In computernetwerken maken poortnummers deel uit van de adresseringsinformatie die wordt gebruikt om de afzenders en ontvangers van berichten te identificeren. Ze zijn gekoppeld aan TCP/IP-netwerkverbindingen en kunnen worden beschreven als een add-on voor het IP-adres.
Wat is een poortnummer in netwerken?
Met poortnummers kunnen verschillende toepassingen op dezelfde computer tegelijkertijd netwerkbronnen delen. Thuisnetwerkrouters en computersoftware werken met deze poorten en ondersteunen soms het configureren van poortnummerinstellingen.
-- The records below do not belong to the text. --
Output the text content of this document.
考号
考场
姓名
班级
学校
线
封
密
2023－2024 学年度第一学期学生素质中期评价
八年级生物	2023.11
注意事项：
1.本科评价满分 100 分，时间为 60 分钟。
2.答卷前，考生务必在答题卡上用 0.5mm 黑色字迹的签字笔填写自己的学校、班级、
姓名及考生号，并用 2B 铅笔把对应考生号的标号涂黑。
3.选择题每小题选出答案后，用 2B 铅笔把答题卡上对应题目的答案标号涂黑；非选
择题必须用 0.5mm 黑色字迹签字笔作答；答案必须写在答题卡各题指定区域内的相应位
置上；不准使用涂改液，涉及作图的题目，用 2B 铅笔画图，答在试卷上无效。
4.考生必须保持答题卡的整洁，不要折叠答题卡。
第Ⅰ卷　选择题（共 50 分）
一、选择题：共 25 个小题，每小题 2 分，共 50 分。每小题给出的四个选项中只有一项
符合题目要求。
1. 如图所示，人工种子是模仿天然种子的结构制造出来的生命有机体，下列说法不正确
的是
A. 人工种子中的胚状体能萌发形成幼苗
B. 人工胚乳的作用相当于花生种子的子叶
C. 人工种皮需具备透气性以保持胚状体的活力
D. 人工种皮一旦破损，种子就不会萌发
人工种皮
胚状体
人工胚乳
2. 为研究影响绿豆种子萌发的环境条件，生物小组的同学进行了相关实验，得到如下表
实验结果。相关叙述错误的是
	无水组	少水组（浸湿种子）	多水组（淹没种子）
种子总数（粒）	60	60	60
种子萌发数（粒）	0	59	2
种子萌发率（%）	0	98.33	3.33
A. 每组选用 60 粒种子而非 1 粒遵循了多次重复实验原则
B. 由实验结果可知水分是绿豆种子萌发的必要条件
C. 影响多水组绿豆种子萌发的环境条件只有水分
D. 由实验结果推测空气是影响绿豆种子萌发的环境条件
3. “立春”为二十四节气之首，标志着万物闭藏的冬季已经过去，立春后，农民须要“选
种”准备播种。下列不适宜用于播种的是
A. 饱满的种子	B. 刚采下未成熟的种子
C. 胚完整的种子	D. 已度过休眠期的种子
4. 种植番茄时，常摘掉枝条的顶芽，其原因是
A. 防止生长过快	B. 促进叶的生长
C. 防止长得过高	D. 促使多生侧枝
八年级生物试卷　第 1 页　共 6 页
Netwerkpoorten zijn op software gebaseerd en staan los van fysieke poorten die netwerkapparaten hebben voor het aansluiten van kabels.
Hoe poortnummers werken
Poortnummers hebben betrekking op netwerkadressering. In TCP/IP-netwerken gebruiken zowel TCP als UDP een set poorten die samenwerken met IP-adressen. Deze poortnummers werken als telefoonextensies. Net zoals een zakelijke telefooncentrale het hoofdtelefoonnummer kan gebruiken en elke werknemer een toestelnummer kan toewijzen, kan een computer een hoofdadres en een reeks poortnummers hebben om inkomende en uitgaande verbindingen af te handelen. Zoals alle medewerkers binnen een gebouw één telefoonnummer kunnen gebruiken, kan één IP-adres worden gebruikt om te communiceren met verschillende applicaties achter één router. Het IP-adres identificeert de doelcomputer en het poortnummer identificeert de specifieke doeltoepassing. Dit is waar, of het nu een e-mailtoepassing, een programma voor bestandsoverdracht of een webbrowser is. Wanneer u een website opvraagt via een webbrowser, communiceert de browser via poort 80 voor HTTP. Vervolgens worden de gegevens via dezelfde poort teruggestuurd en weergegeven in het programma dat die poort ondersteunt (de webbrowser). In zowel TCP als UDP beginnen poortnummers bij 0 en gaan tot 65535. De lagere bereiken zijn bestemd voor algemene internetprotocollen zoals poort 25 voor SMTP en poort 21 voor FTP. Bekijk een lijst met de populairste TCP- en UDP-poortnummers om de specifieke waarden te vinden die door bepaalde toepassingen worden gebruikt. Bekijk voor Apple-software de TCP- en UDP-poorten die worden gebruikt door Apple-softwareproducten.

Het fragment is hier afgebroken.